Living up to the Pope’s words: the Vatican turns to solar power
Jeremy Hance, mongabay.com
November 28, 2008
In his three years since being inaugurated, Pope Benedict XVI has made the environment one of his central issues, proclaiming that "God entrusted man with the responsibility of creation". He has described the need to confront climate change as a “moral obligation” and spoken eloquently on the destruction of arable soil, forests and marine life.
Compelled by the Pope’s rhetoric, the Vatican is now taking action: 2,400 photovoltaic panels have been installed on the roof of the Vatican’s Nervi Hall. The solar panels will produce an estimated 300 kilowatt hours of energy annually, proving enough energy to light, heat, and cool Nervi Hall and adjacent areas.
Church officials have assured the public that the solar panels would not alter the grandeur of the Vatican’s architecture and design. Nervi Hall, also known as Paul VI Audience Hall, is one of the Vatican’s more recent additions. Built in 1971, the hall can hold over 6,000 people and is also home to Pericle Fazzini’s celebrated sculpture “Resurrection”, in which Christ rises from the blast of a nuclear weapon.
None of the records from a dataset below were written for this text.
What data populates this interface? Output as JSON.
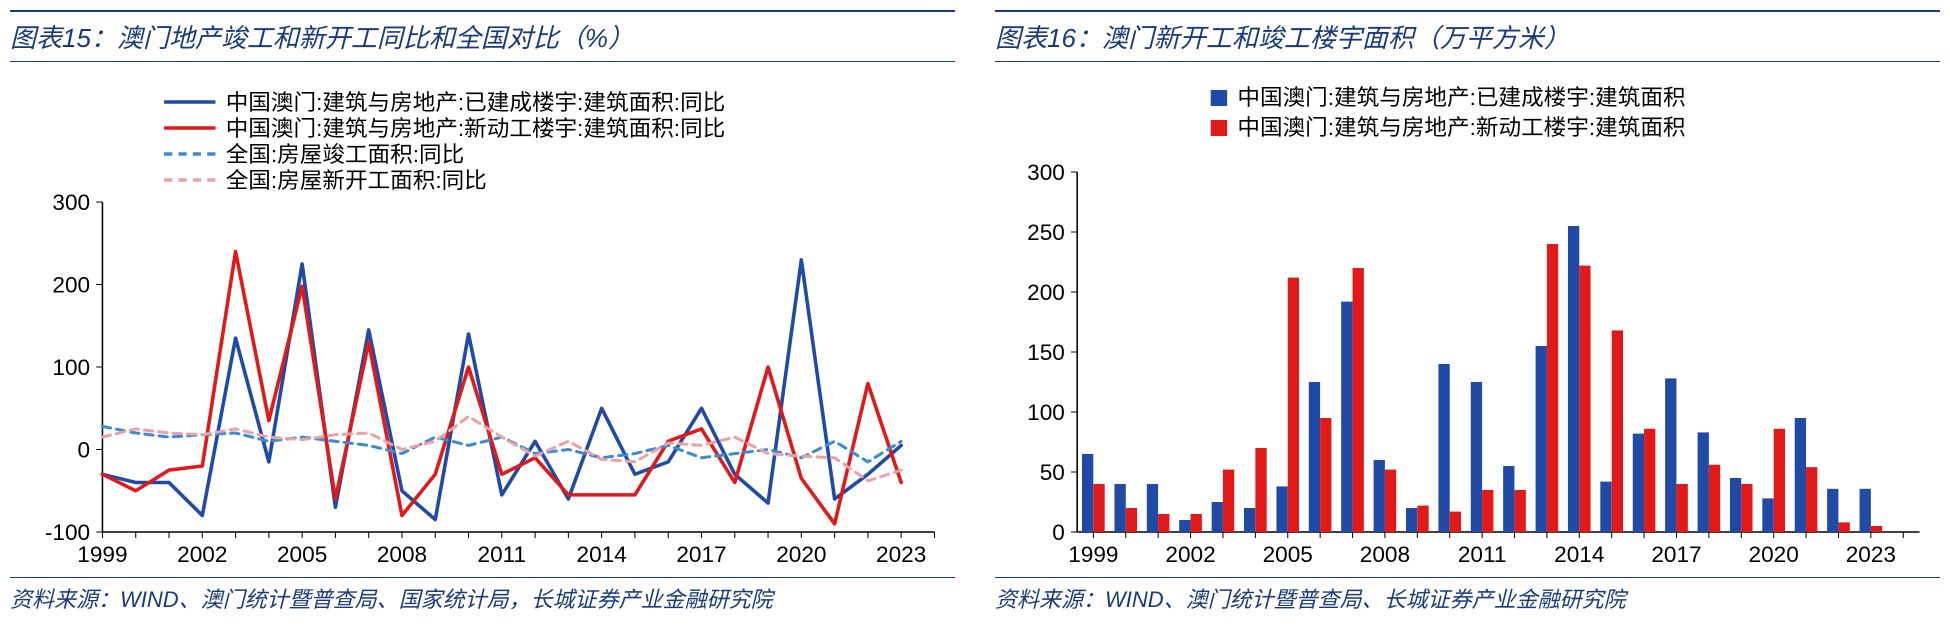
{
  "chart15": {
    "title": "图表15：澳门地产竣工和新开工同比和全国对比（%）",
    "source": "资料来源：WIND、澳门统计暨普查局、国家统计局，长城证券产业金融研究院",
    "type": "line",
    "xlim": [
      1999,
      2024
    ],
    "ylim": [
      -100,
      300
    ],
    "ytick_step": 100,
    "xtick_step": 3,
    "background_color": "#ffffff",
    "axis_color": "#000000",
    "axis_fontsize": 22,
    "legend_fontsize": 22,
    "line_width_solid": 3.5,
    "line_width_dash": 3,
    "dash_pattern": "8,6",
    "series": [
      {
        "label": "中国澳门:建筑与房地产:已建成楼宇:建筑面积:同比",
        "color": "#1f4aa6",
        "dash": false,
        "values": [
          -30,
          -40,
          -40,
          -80,
          135,
          -15,
          225,
          -70,
          145,
          -50,
          -85,
          140,
          -55,
          10,
          -60,
          50,
          -30,
          -15,
          50,
          -30,
          -65,
          230,
          -60,
          -30,
          5
        ]
      },
      {
        "label": "中国澳门:建筑与房地产:新动工楼宇:建筑面积:同比",
        "color": "#e11919",
        "dash": false,
        "values": [
          -30,
          -50,
          -25,
          -20,
          240,
          35,
          198,
          -60,
          130,
          -80,
          -30,
          100,
          -30,
          -10,
          -55,
          -55,
          -55,
          10,
          25,
          -40,
          100,
          -35,
          -90,
          80,
          -40
        ]
      },
      {
        "label": "全国:房屋竣工面积:同比",
        "color": "#3a8ad6",
        "dash": true,
        "values": [
          28,
          20,
          15,
          18,
          20,
          10,
          15,
          10,
          5,
          -5,
          15,
          5,
          15,
          -5,
          0,
          -10,
          -5,
          5,
          -10,
          -5,
          0,
          -10,
          10,
          -15,
          10
        ]
      },
      {
        "label": "全国:房屋新开工面积:同比",
        "color": "#e9a0a6",
        "dash": true,
        "values": [
          15,
          25,
          20,
          18,
          25,
          15,
          12,
          18,
          20,
          0,
          10,
          40,
          15,
          -8,
          10,
          -12,
          -15,
          8,
          5,
          15,
          -5,
          -8,
          -10,
          -38,
          -25
        ]
      }
    ]
  },
  "chart16": {
    "title": "图表16：澳门新开工和竣工楼宇面积（万平方米）",
    "source": "资料来源：WIND、澳门统计暨普查局、长城证券产业金融研究院",
    "type": "bar",
    "xlim": [
      1999,
      2024
    ],
    "ylim": [
      0,
      300
    ],
    "ytick_step": 50,
    "xtick_step": 3,
    "background_color": "#ffffff",
    "axis_color": "#000000",
    "axis_fontsize": 22,
    "legend_fontsize": 22,
    "bar_group_width": 0.7,
    "series": [
      {
        "label": "中国澳门:建筑与房地产:已建成楼宇:建筑面积",
        "color": "#1f4aa6",
        "values": [
          65,
          40,
          40,
          10,
          25,
          20,
          38,
          125,
          192,
          60,
          20,
          140,
          125,
          55,
          155,
          255,
          42,
          82,
          128,
          83,
          45,
          28,
          95,
          36,
          36
        ]
      },
      {
        "label": "中国澳门:建筑与房地产:新动工楼宇:建筑面积",
        "color": "#e11919",
        "values": [
          40,
          20,
          15,
          15,
          52,
          70,
          212,
          95,
          220,
          52,
          22,
          17,
          35,
          35,
          240,
          222,
          168,
          86,
          40,
          56,
          40,
          86,
          54,
          8,
          5
        ]
      }
    ]
  }
}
The installation of solar panels on Nervi Hall is the first of many. The Vatican plans to employ enough renewable energy to provide 20 percent of its energy requirements by 2020.
When speaking on the environment, Pope Benedict XVI largely places the blame of environmental degradation on materialism. "In a world closed in on its materialism," the Pope has said, "it is easier for the human being to make himself the dictator of all other creatures and of nature." In March of this year the Pope created a list of seven new sins for the contemporary world, which included polluting the environment and excessive wealth.
Currently there are 1.1 billion Catholics in the world who look to the Pope as their spiritual leader, making Catholicism the world’s largest sect of Christianity.